After breakfast we parted ways. Dave and Stella to enjoy another night in Vegas before going home. Bobby to home to have his leg looked at. And the rest of us + Becky to converge on LA toward our wonderful host Neema.

It seems somewhat wrong and inconsistent to recount the happenings of LA within smelliots. Because smelliots was always envisioned as a way of sharing the lives of six friends in an RV with the people who care about them or want to track their whereabouts. And now that the RV is gone and friends have gone their separate ways, all I have left to do is reflect.

Most of my time typing and talking has been spent insulting and deprecating my friends in a very fun way. And they do the same. Its because we’re the worst people and there are so many flaws to point out in each one of us. It just goes without saying that Geoffrey “Brickface” King is the worst person on the planet.

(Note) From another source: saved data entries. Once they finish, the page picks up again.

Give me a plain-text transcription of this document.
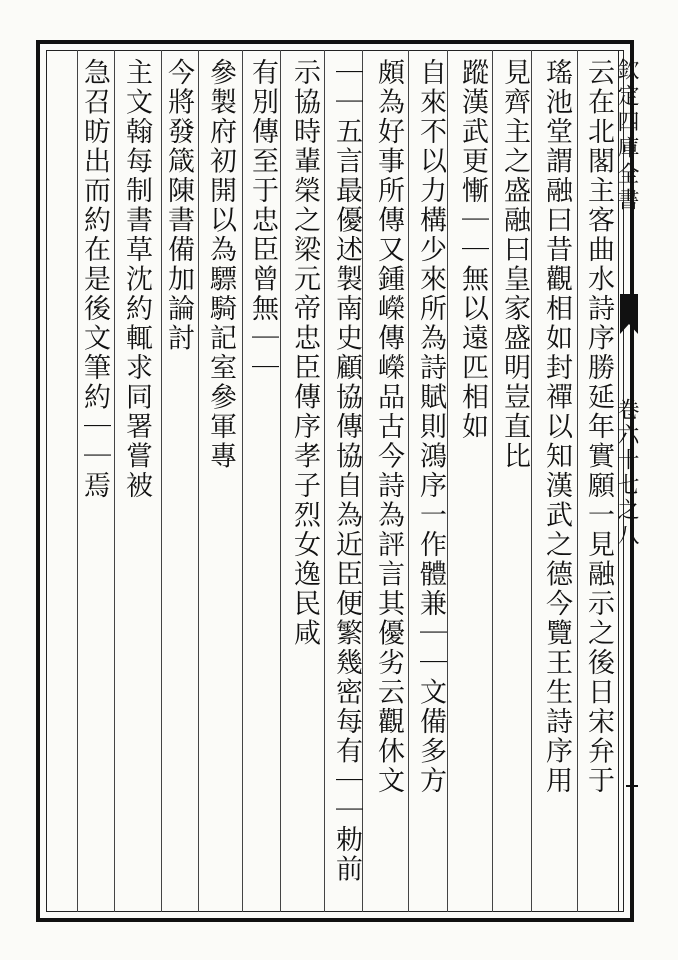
欽定四庫全書
卷六十七之八
云在北閣主客曲水詩序勝延年實願一見融示之後日宋弁于
瑤池堂謂融曰昔觀相如封禪以知漢武之德今覽王生詩序用
見齊主之盛融曰皇家盛明豈直比
蹤漢武更慚｜｜無以遠匹相如
自來不以力構少來所為詩賦則鴻序一作體兼｜｜文備多方
頗為好事所傳又鍾嶸傳嶸品古今詩為評言其優劣云觀休文
｜｜五言最優述製南史顧協傳協自為近臣便繁幾密每有｜｜勅前
示協時輩榮之梁元帝忠臣傳序孝子烈女逸民咸
有別傳至于忠臣曾無｜｜
參製府初開以為驃騎記室參軍專
今將發箴陳書備加論討
主文翰每制書草沈約輒求同署嘗被
急召昉出而約在是後文筆約｜｜焉
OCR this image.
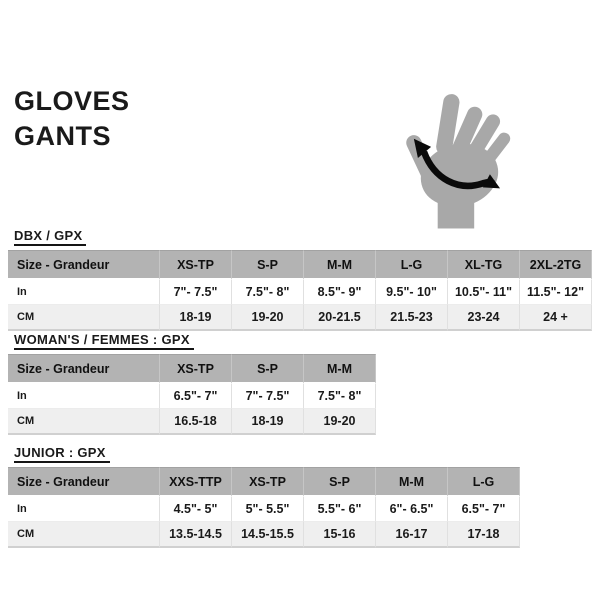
GLOVES
GANTS
DBX / GPX
Size - Grandeur	XS-TP	S-P	M-M	L-G	XL-TG	2XL-2TG
In	7"- 7.5"	7.5"- 8"	8.5"- 9"	9.5"- 10"	10.5"- 11"	11.5"- 12"
CM	18-19	19-20	20-21.5	21.5-23	23-24	24 +
WOMAN'S / FEMMES : GPX
Size - Grandeur	XS-TP	S-P	M-M
In	6.5"- 7"	7"- 7.5"	7.5"- 8"
CM	16.5-18	18-19	19-20
JUNIOR : GPX
Size - Grandeur	XXS-TTP	XS-TP	S-P	M-M	L-G
In	4.5"- 5"	5"- 5.5"	5.5"- 6"	6"- 6.5"	6.5"- 7"
CM	13.5-14.5	14.5-15.5	15-16	16-17	17-18
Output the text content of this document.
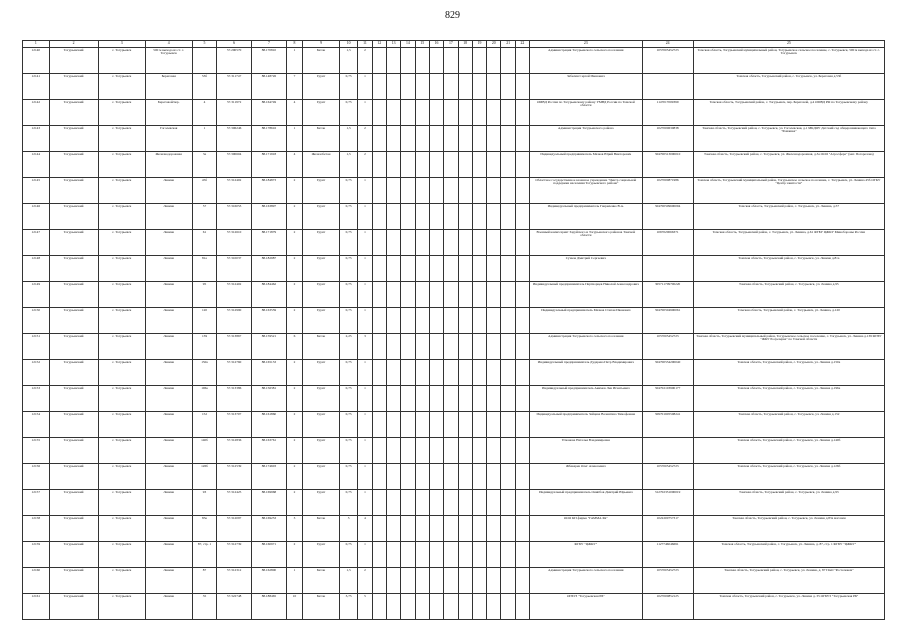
829
1	2	3	4	5	6	7	8	9	10	11	12	13	14	15	16	17	18	19	20	21	22	23	24	25
12140	Тогурьевский	с. Тогурьевск	500 м выхода из ст. с. Тогурьевск		57.290570	88.170810	1	Бетон	1,5	2												Администрация Тогурьевского сельского поселения	1057005452723	Томская область, Тогурьевский муниципальный район, Тогурьевское сельское поселение, с. Тогурьевск, 500 м выхода из ст. с. Тогурьевск
12141	Тогурьевский	с. Тогурьевск	Береговая	53б	57.311747	88.148726	7	Грунт	0,75	1												Забелин Сергей Иванович		Томская область, Тогурьевский район, с. Тогурьевск, ул. Береговая д.53б
12142	Тогурьевский	с. Тогурьевск	Береговой/пер.	4	57.311972	88.164749	4	Грунт	0,75	1												ОМВД России по Тогурьевскому району УМВД России по Томской области	1147017009399	Томская область, Тогурьевский район, с. Тогурьевск, пер. Береговой, д.4 ОМВД РФ по Тогурьевскому району
12143	Тогурьевский	с. Тогурьевск	Гоголевская	1	57.306246	88.178616	1	Бетон	1,5	2												Администрация Тогурьевского района	1027000630838	Томская область, Тогурьевский район, с. Тогурьевск, ул. Гоголевская, д.1 МКДОУ Детский сад общеразвивающего типа "Ромашка"
12144	Тогурьевский	с. Тогурьевск	Железнодорожная	3а	57.300604	88.171918	4	Железобетон	1,5	2												Индивидуальный предприниматель Мазков Юрий Викторович	304700513000010	Томская область, Тогурьевский район, с. Тогурьевск, ул. Железнодорожная, д.3а ООО "Агросфера" (маг. Погорелова)
12145	Тогурьевский	с. Тогурьевск	Ленина	45б	57.312402	88.184873	2	Грунт	0,75	1												Областное государственное казенное учреждение "Центр социальной поддержки населения Тогурьевского района"	1027000871986	Томская область, Тогурьевский муниципальный район, Тогурьевское сельское поселение, с. Тогурьевск, ул. Ленина 45б ОГКУ "Центр занятости"
12146	Тогурьевский	с. Тогурьевск	Ленина	57	57.316053	88.163897	2	Грунт	0,75	1												Индивидуальный предприниматель Гавриленко В.А.	304700509600094	Томская область, Тогурьевский район, с. Тогурьевск, ул. Ленина, д.57
12147	Тогурьевский	с. Тогурьевск	Ленина	61	57.312610	88.171879	2	Грунт	0,75	1												Военный комиссариат Заруйского и Тогурьевского районов Томской области	1067020066371	Томская область, Тогурьевский район, с. Тогурьевск, ул. Ленина, д.61 ФГБУ ЦЖКУ Минобороны России
12148	Тогурьевский	с. Тогурьевск	Ленина	81а	57.310037	88.182987	2	Грунт	0,75	1												Сучков Дмитрий Сергеевич		Томская область, Тогурьевский район, с. Тогурьевск, ул. Ленина д.81а
12149	Тогурьевский	с. Тогурьевск	Ленина	95	57.312402	88.184462	2	Грунт	0,75	1												Индивидуальный предприниматель Пертиорцев Николай Александрович	305711709700220	Томская область, Тогурьевский район, с. Тогурьевск, ул. Ленина д.95
12150	Тогурьевский	с. Тогурьевск	Ленина	120	57.312990	88.163559	2	Грунт	0,75	1												Индивидуальный предприниматель Мазков Степан Иванович	304700504900061	Томская область, Тогурьевский район, с. Тогурьевск, ул. Ленина, д.120
12151	Тогурьевский	с. Тогурьевск	Ленина	139	57.313867	88.159521	6	Бетон	2,25	3												Администрация Тогурьевского сельского поселения	1057005452723	Томская область, Тогурьевский муниципальный район, Тогурьевское сельское поселение, с. Тогурьевск, ул. Ленина д.139 ФГБУ "ЖКУ Росрезерва" по Томской области
12152	Тогурьевский	с. Тогурьевск	Ленина	150а	57.312760	88.165133	2	Грунт	0,75	1												Индивидуальный предприниматель Дударева Петр Владимирович	304700534200040	Томская область, Тогурьевский район, с. Тогурьевск, ул. Ленина д.150а
12153	Тогурьевский	с. Тогурьевск	Ленина	196а	57.313386	88.156381	2	Грунт	0,75	1												Индивидуальный предприниматель Акимов Лев Игнатьевич	304702103900177	Томская область, Тогурьевский район, с. Тогурьевск, ул. Ленина д.196а
12154	Тогурьевский	с. Тогурьевск	Ленина	152	57.313707	88.161860	2	Грунт	0,75	1												Индивидуальный предприниматель Зайцева Валентина Тимофеевна	309701605508241	Томская область, Тогурьевский район, с. Тогурьевск, ул. Ленина д.152
12155	Тогурьевский	с. Тогурьевск	Ленина	140б	57.312836	88.163761	2	Грунт	0,75	1												Усманова Наталья Владимировна		Томская область, Тогурьевский район, с. Тогурьевск, ул. Ленина д.140б
12156	Тогурьевский	с. Тогурьевск	Ленина	126б	57.312539	88.174603	2	Грунт	0,75	1												Жбакарев Олег Алексеевич	1057005452723	Томская область, Тогурьевский район, с. Тогурьевск, ул. Ленина д.126б
12157	Тогурьевский	с. Тогурьевск	Ленина	93	57.312425	88.169968	2	Грунт	0,75	1												Индивидуальный предприниматель Онипбов Дмитрий Юрьевич	312702331000019	Томская область, Тогурьевский район, с. Тогурьевск, ул. Ленина д.93
12158	Тогурьевский	с. Тогурьевск	Ленина	83а	57.312097	88.169253	3	Бетон	3	4												ООО КП фирма "ГАММА РА"	1022200757317	Томская область, Тогурьевский район, с. Тогурьевск, ул. Ленина д.83а магазин
12159	Тогурьевский	с. Тогурьевск	Ленина	87, стр. 1	57.312739	88.160971	2	Грунт	0,75	1												ФГБУ "ЦЖКУ"	1127746046691	Томская область, Тогурьевский район, с. Тогурьевск, ул. Ленина, д. 87, стр. 1 ФГБУ "ЦЖКУ"
12160	Тогурьевский	с. Тогурьевск	Ленина	87	57.312312	88.162800	1	Бетон	1,5	2												Администрация Тогурьевского сельского поселения	1057005452723	Томская область, Тогурьевский район, с. Тогурьевск, ул. Ленина, д. 87 ПАО "Ростелеком"
12161	Тогурьевский	с. Тогурьевск	Ленина	35	57.322748	88.188465	10	Бетон	3,75	5												ОГБУЗ "Тогурьевская РБ"	1027000852125	Томская область, Тогурьевский район, с. Тогурьевск, ул. Ленина д. 35 ОГБУЗ "Тогурьевская РБ"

And you would think it would be easy to say bye to such awful people. But 4 years of hanging out and multiple cross-country road trips hypnotizes you into thinking that maybe Geoffrey is more than just a shithead, Roach is more than an insect, ZZTop actually is more interesting than the Z’s in his first and last name, Nas might survive without a cabana, and Camo Dave might actually side with the Union. The last one probably isn’t true but I inserted it for the sake of parallelism. We’re shitty people who grew up together, saw the world together, laughed together, and watched Geoffrey cry and fight together. And that makes us a bit less shitty, at least in each other’s eyes. I didn’t cry when any of these people got on their planes, because I’m a man. But more importantly, there’s no sadness in friendships that aren’t ending.

If I learned anything after 4000 miles of driving, its that car seats are uncomfortable and roads are bumpy, but friends can make 5 hours seem like 5 minutes.